Stream Long Responses Without Buffering
Streaming Data With async iterators
Route Handlers can return a streaming Response — useful for AI tokens, long server work, or real-time updates.
What you'll learn
- Return a `ReadableStream` from a Route Handler
- Build the stream from an async iterator
- Consume it with the Streams API on the client
A streaming Route Handler flushes bytes as soon as they are available instead of buffering the whole response.

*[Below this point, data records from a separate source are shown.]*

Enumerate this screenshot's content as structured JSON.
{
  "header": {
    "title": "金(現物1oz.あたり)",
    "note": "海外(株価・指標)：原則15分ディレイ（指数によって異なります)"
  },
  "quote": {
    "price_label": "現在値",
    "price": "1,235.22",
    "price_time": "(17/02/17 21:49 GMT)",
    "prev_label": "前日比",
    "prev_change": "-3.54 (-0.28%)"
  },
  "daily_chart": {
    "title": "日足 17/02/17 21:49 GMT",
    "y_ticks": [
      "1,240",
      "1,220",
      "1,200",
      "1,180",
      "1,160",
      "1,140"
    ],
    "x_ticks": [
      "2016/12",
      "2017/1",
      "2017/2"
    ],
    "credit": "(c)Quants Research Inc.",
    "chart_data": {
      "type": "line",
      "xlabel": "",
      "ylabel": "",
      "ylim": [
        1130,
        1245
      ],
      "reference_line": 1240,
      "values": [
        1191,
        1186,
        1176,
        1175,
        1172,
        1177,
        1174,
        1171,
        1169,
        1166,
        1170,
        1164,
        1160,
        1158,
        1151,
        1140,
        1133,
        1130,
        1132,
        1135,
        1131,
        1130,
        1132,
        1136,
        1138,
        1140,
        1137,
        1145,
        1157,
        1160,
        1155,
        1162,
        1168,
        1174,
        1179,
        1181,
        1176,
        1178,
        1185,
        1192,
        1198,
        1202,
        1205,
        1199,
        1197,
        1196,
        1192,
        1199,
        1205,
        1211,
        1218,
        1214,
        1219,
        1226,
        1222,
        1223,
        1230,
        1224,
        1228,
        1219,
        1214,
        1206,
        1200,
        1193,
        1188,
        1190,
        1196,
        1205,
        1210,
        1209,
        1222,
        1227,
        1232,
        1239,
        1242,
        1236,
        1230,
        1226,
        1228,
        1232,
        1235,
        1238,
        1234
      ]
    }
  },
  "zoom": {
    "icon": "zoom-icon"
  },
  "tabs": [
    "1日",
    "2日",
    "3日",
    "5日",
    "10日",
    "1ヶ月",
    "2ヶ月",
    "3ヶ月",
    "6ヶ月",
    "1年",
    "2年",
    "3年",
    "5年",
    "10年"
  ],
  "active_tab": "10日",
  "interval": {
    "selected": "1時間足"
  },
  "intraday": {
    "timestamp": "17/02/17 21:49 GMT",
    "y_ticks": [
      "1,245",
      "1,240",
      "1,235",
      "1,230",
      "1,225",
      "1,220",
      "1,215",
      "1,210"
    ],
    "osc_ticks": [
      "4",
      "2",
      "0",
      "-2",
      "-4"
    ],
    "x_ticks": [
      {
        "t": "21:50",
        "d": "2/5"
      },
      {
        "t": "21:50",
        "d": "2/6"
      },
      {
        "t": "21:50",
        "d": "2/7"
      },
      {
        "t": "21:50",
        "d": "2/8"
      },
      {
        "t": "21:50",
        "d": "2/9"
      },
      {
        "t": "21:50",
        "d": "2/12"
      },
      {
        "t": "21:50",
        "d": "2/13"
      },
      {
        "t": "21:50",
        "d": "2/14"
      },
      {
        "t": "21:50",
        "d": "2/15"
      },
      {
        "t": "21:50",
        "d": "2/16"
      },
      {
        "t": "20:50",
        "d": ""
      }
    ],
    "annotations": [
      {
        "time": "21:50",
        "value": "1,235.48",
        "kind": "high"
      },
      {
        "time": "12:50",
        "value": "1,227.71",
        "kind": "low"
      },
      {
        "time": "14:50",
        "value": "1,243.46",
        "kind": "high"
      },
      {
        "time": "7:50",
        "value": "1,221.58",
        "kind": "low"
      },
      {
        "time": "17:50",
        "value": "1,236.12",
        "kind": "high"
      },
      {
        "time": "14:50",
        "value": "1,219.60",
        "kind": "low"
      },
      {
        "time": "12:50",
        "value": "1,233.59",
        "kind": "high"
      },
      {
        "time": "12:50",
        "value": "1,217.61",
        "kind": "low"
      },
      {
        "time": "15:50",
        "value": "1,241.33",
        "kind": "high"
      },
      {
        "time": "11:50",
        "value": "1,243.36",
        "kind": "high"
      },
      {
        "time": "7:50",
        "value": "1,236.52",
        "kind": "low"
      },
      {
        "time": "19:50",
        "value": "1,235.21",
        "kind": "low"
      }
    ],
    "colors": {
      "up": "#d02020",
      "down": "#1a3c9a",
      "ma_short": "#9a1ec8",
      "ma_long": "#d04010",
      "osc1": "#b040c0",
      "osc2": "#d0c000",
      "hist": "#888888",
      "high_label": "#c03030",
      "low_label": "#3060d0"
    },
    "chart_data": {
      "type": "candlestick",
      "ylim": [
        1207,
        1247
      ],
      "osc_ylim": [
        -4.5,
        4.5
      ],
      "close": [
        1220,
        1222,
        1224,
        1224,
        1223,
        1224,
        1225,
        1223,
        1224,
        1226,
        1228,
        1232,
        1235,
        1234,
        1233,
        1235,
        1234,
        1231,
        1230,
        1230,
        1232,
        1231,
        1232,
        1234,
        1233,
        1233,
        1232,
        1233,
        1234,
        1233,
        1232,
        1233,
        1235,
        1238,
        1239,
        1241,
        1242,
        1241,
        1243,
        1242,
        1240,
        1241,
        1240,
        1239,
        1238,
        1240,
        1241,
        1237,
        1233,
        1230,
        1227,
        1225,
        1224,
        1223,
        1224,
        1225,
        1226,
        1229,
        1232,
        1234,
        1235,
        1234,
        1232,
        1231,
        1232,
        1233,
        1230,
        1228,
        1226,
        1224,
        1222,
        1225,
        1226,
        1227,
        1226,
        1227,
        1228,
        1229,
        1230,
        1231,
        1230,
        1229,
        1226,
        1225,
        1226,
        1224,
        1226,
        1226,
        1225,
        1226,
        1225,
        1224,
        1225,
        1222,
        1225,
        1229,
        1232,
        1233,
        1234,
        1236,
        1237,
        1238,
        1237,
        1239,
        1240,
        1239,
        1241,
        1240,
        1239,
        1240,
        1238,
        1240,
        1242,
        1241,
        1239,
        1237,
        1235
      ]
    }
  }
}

That is exactly the model an LLM token stream needs.
A Basic Stream
// app/api/stream/route.ts
export const runtime = 'edge'
export async function GET() {
const encoder = new TextEncoder()
const stream = new ReadableStream({
async start(controller) {
for (const word of ['hello', ' ', 'world']) {
controller.enqueue(encoder.encode(word))
await new Promise((r) => setTimeout(r, 200))
}
controller.close()
},
})
return new Response(stream, {
headers: { 'Content-Type': 'text/plain; charset=utf-8' },
})
} The browser sees “hello”, ” ”, and “world” arrive separately — not after a 600 ms wait.
From an Async Iterator
async function* tokens() {
for (const t of ['one', 'two', 'three']) {
yield t
await new Promise((r) => setTimeout(r, 100))
}
}
export async function GET() {
const encoder = new TextEncoder()
const stream = new ReadableStream({
async start(controller) {
for await (const t of tokens()) controller.enqueue(encoder.encode(t))
controller.close()
},
})
return new Response(stream)
} Anything iterable works — DB cursors, file reads, LLM token streams.
Consume on the Client
'use client'
export function Streamer() {
async function run() {
const res = await fetch('/api/stream')
const reader = res.body!.getReader()
const decoder = new TextDecoder()
while (true) {
const { value, done } = await reader.read()
if (done) break
console.log(decoder.decode(value))
}
}
return <button onClick={run}>Stream</button>
} For AI apps, pair this with Vercel’s AI SDK — it does the encoding, parsing, and React state updates for you.